The Midwife of Hope River
Review by Nancy
Patience Murphy didn’t start out to be a midwife. In fact, Patience Murphy began life as Elizabeth Snyder whose mother was a teacher and whose father was lost in Lake Michigan. Pregnant at 16 by her boyfriend, she lost the child, she married laser, killed that husband in error and moved with friends to the Appalachian mountains of Hope River, West Virginia to hide among the miners and hard working farmers.
There she became a midwife by lot, not by choice and was quite good at it. In the sad, joyful and revealing book, Patricia Harman tells of the women, mostly unlearned, their husbands - both black and white - and the KKK whose presence was, in the early 1930’s, returning to the area.
Patience lived hand to mouth, she delivered children that died, more children that lived and succeeded the 2 midwives before here.
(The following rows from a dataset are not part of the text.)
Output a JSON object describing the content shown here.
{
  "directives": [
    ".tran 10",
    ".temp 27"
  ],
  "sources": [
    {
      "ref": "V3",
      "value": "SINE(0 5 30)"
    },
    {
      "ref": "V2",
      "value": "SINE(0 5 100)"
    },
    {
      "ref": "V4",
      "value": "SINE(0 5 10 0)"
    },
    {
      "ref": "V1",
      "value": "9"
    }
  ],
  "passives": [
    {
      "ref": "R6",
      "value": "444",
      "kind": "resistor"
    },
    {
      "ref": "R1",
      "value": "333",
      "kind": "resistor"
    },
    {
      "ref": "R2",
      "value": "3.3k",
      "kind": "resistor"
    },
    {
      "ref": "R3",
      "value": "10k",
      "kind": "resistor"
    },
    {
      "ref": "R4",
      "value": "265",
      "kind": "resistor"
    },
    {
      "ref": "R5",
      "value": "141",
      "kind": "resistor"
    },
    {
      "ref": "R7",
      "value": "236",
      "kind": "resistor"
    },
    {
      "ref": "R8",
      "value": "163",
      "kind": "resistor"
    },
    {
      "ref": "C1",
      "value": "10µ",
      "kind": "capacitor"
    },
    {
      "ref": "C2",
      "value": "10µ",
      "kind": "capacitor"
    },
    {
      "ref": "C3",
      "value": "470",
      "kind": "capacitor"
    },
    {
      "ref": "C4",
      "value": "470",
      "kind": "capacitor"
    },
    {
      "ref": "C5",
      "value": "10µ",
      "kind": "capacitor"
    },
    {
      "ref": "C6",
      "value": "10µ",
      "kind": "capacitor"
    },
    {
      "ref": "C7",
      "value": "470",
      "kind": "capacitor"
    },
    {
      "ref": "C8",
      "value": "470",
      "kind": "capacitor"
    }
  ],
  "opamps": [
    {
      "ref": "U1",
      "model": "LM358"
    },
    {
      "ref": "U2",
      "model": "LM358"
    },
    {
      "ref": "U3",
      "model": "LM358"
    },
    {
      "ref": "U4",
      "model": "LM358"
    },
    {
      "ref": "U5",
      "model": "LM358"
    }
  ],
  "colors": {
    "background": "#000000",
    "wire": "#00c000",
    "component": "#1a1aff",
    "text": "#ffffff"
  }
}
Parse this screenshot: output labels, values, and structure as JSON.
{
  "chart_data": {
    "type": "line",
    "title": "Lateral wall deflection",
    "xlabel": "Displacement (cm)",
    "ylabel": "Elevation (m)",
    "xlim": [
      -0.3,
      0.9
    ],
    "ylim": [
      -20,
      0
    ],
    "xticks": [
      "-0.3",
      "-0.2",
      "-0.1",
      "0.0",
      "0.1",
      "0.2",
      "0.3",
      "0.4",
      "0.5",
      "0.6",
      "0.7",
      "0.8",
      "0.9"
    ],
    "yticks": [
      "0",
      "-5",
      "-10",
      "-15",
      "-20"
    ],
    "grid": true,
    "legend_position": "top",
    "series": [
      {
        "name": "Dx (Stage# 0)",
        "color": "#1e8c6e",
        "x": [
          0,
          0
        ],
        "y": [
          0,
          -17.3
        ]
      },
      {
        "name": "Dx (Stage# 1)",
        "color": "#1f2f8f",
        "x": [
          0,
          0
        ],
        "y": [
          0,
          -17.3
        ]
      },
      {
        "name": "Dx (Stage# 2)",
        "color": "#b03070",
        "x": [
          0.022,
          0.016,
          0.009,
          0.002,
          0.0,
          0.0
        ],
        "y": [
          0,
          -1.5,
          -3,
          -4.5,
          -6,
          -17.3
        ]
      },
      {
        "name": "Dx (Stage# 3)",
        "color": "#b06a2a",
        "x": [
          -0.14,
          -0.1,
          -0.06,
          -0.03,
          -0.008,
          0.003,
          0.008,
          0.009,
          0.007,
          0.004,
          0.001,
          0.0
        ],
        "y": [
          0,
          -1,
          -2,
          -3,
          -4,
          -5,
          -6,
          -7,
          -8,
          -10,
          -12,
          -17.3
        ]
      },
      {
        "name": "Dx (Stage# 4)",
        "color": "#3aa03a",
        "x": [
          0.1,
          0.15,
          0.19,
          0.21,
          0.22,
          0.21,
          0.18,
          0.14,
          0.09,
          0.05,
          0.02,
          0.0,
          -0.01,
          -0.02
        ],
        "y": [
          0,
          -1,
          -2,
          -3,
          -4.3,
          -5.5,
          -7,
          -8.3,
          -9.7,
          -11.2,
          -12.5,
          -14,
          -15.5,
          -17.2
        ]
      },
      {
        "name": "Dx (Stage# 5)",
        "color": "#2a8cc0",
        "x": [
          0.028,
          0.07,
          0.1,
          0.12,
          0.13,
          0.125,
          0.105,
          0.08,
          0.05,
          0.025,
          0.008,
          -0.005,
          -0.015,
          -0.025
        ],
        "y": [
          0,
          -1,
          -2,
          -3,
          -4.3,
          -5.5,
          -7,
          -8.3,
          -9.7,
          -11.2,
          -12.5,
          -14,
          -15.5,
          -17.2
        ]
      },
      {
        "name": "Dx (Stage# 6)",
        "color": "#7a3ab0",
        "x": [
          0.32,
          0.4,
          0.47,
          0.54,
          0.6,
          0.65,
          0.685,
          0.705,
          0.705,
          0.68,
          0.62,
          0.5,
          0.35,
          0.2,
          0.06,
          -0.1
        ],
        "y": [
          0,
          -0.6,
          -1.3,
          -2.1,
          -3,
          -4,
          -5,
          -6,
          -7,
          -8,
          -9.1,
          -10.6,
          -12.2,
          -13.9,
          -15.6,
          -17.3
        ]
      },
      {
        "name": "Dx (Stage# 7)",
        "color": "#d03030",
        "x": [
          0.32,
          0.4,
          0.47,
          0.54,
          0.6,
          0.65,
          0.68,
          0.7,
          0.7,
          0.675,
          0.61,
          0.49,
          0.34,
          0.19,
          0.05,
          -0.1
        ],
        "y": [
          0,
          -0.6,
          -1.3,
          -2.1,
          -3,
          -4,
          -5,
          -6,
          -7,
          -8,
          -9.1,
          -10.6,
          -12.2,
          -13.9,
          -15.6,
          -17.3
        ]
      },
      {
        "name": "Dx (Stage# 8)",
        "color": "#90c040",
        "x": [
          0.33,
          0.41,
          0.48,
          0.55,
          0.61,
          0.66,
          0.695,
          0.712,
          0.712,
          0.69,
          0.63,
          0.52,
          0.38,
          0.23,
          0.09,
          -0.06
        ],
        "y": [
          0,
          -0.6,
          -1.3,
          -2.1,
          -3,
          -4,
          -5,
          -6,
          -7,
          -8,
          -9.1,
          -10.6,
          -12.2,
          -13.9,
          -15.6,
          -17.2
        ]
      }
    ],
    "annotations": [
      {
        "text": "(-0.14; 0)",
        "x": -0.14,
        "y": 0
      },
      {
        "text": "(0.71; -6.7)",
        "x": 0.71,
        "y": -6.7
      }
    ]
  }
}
She became attached to the people, the land and the animals of the area. She bartered for food, flour, sugar and wood for her fire in the winter. She helped birth many a child, wasn’t always paid but carried on.
The author, herself a midwife, did an amazing amount of research before writing this story. Elizabeth helped with organizing Unions, hung out with Mother Jones and Samuel Gompers, she tried to do good but it didn’t always pan out. This is an excellent source of history along with herbalogy and animal care. This is a winning novel if I’ve ever read one!